27 abril, 2011

EL AUXILIO

Decidió, mentalmente, que aquel polvo blanco, perfectamente alineado en una de las mesas auxiliares de la estancia, no podía ser yeso.
Maldijo haber aceptado aquella última copa de champagne.
Ahora, por momentos, como un ave que vuela, irrefrenable, hacia el muro, intentaba, en vano, rebatir su acelerada verborrea.
Las cortinas que cubrían las ventanas eran lo suficientemente finas como para revelar el paisaje urbano mínimamente desdibujado, con las aristas desorientadas como la de aquellos rostros que nos hicieron felices y desaparecieron en la penumbra más infinita.
El sillón resultó ser más cómodo de lo que, en un principio, se antojaba.
Quería dormir, caer rendido en un sopor reparador que presagiara los torrentes eléctricos de las náuseas de la intoxicación, pero sabía que no podía, que no le iba a ser permitido.
Intentó adivinar la hora, calculando la luminosidad de unos rayos de sol que peleaban por anunciar el amanecer.
De repente, apareció la mujer desnuda.
Aspiró, en dos tandas, el polvo que había en la mesa.
Se le sentó a horcajadas entre las piernas e inició un ágil y violento movimiento.
Su cuerpo reaccionó.
Varios minutos después comprobó, algo sorprendido, que sus labios aún eran capaces de percibir el surco que las gotas de un líquido indeterminado dibujaba en su boca.

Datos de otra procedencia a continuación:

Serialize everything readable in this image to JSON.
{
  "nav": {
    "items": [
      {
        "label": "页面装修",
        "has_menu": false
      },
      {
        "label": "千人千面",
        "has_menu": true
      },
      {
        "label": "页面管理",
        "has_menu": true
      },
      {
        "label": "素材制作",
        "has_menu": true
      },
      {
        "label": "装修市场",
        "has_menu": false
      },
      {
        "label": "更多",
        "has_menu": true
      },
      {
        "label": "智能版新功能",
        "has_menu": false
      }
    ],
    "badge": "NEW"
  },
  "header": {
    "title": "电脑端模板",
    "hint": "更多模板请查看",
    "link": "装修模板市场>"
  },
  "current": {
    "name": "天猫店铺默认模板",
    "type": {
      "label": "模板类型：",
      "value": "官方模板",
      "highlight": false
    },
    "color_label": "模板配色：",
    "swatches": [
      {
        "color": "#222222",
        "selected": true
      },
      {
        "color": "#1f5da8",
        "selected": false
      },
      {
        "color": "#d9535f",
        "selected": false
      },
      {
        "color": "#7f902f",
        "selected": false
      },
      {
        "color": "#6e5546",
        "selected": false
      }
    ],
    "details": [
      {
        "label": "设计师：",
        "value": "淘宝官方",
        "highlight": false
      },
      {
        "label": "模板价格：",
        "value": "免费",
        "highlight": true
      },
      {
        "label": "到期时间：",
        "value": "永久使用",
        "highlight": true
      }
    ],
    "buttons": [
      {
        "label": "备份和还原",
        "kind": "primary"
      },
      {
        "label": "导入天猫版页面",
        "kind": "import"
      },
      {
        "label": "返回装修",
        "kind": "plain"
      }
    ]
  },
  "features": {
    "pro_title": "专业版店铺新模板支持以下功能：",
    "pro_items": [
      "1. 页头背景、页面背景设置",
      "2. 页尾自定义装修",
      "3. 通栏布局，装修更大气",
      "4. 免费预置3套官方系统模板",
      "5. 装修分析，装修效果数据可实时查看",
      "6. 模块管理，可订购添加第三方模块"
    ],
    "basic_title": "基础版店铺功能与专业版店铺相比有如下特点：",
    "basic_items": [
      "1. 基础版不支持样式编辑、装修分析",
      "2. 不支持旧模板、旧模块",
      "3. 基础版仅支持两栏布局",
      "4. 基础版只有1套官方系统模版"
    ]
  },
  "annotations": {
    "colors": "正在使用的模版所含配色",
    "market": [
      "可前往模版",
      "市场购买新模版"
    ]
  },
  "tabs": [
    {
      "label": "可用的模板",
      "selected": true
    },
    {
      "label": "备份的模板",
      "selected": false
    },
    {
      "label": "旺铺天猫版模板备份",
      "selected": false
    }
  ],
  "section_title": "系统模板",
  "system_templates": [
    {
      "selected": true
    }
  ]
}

Sintió que una fuerza imparable imposilitaba su respiración.
Creyó desvanecer, pero continuo en la misma posición.
Hasta que sufrió otros tres (quizá cuatro) segundos de asfixia... Y, después, como en el final feliz de una película dramática, la libertad, el sosiego...
El cuerpo descansaba, blanquecino, sobre el sofá...
El pubis apenas cubierto por un cojín azul que, por momentos, se ensuciaba en su borde más alejado.
La habitación parecía, ahora, algo más pequeña.
El estridente sonido de un peso muerto al caer, tras ser arrojado desde una altura considerable, llegó desde el exterior.
Comprobó que la mesa estaba vacía.
Dirigió una última mirada a la mujer.
Cerró la puerta con cuidado.
Supo que no la volvería a ver jamás.
Maldijo, de nuevo, aquella última copa... y confundió el sabor del champagne en su boca con el secreto que no revelería a continuación.
Las escaleras, ahora que eran bajadas, se antojaban más empinadas.